Pace: 22 receptions, 264 yards, zero touchdowns

Much was expected of the former Pro Bowler when he joined the Cardinals, but Gresham started the season off slow as Darren Fells gobbled up what few passes went to a tight end. However, with Fells sidelined the former Cincinnati Bengal began to reemerge as a target in the passing game, with six of his catches and 81 of his yards coming over the final two games before the bye week. While he is not likely to be featured in the passing game, his history — both as a productive pass catcher as well as with Carson Palmer — should allow him to maintain at least some sort of role, which would likely lead to his final statistics being better than what he is currently on pace for.

Bobby MassieRT Bobby Massie

Stats: Six games played, six games started

Pace: 12 games played, 12 games started

Obviously Massie’s pace is irrelevant, at least in games, because he missed the first two due to a suspension. Assuming he stays healthy, the fourth-year pro should start in 14 games, though according to ProFootballFocus, Massie has been the weak link along Arizona’s much-improved offensive line. He has shown flashes of excellence in the past, which is reason enough to believe he could improve. He may have to, especially if first-round pick D.J. Humphries — also a right tackle — is improving as quickly as the coaches say he is.

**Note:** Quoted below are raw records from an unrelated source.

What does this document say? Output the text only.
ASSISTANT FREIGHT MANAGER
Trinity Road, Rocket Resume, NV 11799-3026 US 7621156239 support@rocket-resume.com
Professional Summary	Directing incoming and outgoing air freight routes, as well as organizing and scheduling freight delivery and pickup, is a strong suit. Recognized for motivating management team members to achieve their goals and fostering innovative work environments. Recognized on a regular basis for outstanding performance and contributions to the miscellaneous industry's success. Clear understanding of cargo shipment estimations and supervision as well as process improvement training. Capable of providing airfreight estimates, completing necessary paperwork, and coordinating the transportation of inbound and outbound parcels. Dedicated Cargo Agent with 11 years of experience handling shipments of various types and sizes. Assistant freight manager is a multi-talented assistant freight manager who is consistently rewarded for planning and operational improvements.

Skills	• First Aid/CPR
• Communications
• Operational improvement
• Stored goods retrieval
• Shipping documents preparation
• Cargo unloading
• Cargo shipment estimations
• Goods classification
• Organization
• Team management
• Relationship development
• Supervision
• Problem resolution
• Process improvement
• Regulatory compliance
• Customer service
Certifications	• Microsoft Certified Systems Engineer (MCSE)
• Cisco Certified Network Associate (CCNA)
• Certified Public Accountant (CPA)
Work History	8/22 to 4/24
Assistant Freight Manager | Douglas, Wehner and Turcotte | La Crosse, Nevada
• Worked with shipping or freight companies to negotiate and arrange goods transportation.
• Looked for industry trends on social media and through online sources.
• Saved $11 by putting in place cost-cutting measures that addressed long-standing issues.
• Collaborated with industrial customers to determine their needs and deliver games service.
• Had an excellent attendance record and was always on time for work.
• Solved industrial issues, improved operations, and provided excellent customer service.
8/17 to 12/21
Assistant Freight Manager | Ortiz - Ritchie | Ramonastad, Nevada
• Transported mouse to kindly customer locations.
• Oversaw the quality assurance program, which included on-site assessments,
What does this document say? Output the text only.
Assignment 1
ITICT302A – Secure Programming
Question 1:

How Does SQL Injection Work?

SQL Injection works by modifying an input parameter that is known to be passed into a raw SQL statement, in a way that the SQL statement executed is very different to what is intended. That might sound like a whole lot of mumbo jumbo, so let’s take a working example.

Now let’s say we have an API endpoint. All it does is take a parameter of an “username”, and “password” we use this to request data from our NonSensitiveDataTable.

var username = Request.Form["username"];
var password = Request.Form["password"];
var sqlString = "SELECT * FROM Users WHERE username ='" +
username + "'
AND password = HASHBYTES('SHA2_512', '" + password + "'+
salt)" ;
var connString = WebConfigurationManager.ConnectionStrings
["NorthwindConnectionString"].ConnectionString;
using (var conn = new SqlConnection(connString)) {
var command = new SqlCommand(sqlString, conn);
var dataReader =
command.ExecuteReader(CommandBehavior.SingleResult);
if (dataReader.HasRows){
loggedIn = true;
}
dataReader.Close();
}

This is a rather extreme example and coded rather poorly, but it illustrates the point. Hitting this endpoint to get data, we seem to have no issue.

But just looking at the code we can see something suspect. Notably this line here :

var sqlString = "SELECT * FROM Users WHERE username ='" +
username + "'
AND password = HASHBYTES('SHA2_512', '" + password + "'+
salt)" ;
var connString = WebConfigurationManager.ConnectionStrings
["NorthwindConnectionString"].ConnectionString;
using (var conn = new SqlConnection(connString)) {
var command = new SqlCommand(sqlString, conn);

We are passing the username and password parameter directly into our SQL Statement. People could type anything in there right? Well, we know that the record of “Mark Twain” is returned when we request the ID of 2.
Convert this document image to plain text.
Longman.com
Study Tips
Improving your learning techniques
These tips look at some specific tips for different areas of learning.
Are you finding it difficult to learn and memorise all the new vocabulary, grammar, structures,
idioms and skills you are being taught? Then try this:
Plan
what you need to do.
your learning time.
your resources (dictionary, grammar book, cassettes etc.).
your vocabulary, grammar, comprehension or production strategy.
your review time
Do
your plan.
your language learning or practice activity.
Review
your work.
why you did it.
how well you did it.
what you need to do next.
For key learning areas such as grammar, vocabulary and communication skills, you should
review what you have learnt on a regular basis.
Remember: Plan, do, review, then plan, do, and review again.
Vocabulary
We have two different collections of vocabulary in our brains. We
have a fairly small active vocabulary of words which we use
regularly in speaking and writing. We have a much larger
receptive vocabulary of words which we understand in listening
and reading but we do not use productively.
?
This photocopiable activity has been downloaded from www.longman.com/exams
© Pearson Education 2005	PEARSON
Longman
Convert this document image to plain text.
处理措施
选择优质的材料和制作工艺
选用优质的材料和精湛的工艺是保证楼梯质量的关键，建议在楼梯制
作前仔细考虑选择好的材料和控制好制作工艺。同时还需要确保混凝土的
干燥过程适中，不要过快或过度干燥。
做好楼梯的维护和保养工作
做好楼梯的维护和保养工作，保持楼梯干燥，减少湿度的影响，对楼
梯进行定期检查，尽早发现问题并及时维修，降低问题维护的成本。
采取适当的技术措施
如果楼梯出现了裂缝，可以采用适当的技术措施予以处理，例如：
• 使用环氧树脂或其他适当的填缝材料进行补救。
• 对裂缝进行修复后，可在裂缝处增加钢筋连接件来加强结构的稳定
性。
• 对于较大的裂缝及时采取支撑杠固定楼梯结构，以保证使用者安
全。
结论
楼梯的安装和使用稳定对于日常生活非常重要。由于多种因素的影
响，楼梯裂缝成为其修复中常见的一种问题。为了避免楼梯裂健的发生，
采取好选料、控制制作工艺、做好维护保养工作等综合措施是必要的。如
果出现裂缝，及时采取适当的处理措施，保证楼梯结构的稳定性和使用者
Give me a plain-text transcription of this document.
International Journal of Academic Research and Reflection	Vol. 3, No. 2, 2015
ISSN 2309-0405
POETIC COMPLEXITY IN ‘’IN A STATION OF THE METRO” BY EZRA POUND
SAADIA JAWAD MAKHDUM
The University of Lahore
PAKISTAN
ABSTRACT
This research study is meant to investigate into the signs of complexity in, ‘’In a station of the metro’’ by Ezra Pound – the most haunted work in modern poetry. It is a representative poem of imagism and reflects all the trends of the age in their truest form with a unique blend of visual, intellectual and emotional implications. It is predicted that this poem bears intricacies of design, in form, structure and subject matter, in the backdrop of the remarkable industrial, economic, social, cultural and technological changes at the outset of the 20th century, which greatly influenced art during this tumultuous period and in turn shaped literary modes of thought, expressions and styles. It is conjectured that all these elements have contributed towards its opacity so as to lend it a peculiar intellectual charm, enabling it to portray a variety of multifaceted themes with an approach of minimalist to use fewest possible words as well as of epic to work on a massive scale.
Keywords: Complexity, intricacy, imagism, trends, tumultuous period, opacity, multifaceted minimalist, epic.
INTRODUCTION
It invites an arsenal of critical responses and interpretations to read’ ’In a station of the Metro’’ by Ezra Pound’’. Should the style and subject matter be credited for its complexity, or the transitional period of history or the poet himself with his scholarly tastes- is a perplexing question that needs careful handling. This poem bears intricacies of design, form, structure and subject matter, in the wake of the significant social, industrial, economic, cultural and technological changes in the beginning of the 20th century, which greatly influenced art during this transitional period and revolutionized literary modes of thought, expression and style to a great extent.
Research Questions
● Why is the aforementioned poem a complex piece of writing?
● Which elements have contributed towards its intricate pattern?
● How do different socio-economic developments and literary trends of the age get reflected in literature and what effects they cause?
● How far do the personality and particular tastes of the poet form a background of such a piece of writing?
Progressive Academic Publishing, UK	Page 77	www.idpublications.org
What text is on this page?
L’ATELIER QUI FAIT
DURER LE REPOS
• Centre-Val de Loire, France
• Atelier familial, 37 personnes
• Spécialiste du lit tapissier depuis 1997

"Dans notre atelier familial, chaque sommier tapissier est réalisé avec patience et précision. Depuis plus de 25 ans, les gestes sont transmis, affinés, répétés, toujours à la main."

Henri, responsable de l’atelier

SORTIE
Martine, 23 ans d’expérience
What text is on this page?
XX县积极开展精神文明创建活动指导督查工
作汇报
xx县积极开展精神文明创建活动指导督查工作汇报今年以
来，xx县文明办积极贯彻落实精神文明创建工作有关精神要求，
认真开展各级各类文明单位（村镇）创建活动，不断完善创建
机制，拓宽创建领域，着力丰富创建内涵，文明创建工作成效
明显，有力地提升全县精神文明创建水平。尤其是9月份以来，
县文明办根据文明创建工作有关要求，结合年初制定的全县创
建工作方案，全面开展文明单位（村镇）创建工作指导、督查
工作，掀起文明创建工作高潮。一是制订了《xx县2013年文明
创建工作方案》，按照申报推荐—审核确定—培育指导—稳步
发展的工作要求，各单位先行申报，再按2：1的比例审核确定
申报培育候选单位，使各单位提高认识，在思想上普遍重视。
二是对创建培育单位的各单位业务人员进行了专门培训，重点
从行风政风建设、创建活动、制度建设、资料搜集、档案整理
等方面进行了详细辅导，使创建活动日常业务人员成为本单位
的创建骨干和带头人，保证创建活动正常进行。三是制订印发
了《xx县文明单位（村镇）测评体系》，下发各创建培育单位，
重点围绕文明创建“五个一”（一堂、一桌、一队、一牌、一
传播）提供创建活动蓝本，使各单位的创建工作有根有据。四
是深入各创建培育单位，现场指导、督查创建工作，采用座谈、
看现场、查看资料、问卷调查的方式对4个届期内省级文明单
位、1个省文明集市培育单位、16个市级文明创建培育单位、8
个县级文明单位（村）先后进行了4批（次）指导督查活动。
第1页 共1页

Calais CampbellDL Calais Campbell

Stats: 40 total tackles, 1.5 sacks, eight tackles for loss

Pace: 80 total tackles, 3.0 sacks, 16 tackles for loss

Now, before you get all up in arms, it is not as if Campbell is having a terrible season, especially given that he’s kind of learning a new position as he has moved inside much of the time. He’s on pace to notch the most tackles in his career, which would be good, but he would also record the fewest number of sacks since he didn’t tally any as a rookie, which would be bad. Arians said Campbell, who reached his first Pro Bowl last season, has the talent to dominate a football game and has shown he’s capable, but “he needs to do it all the time.” Fair enough.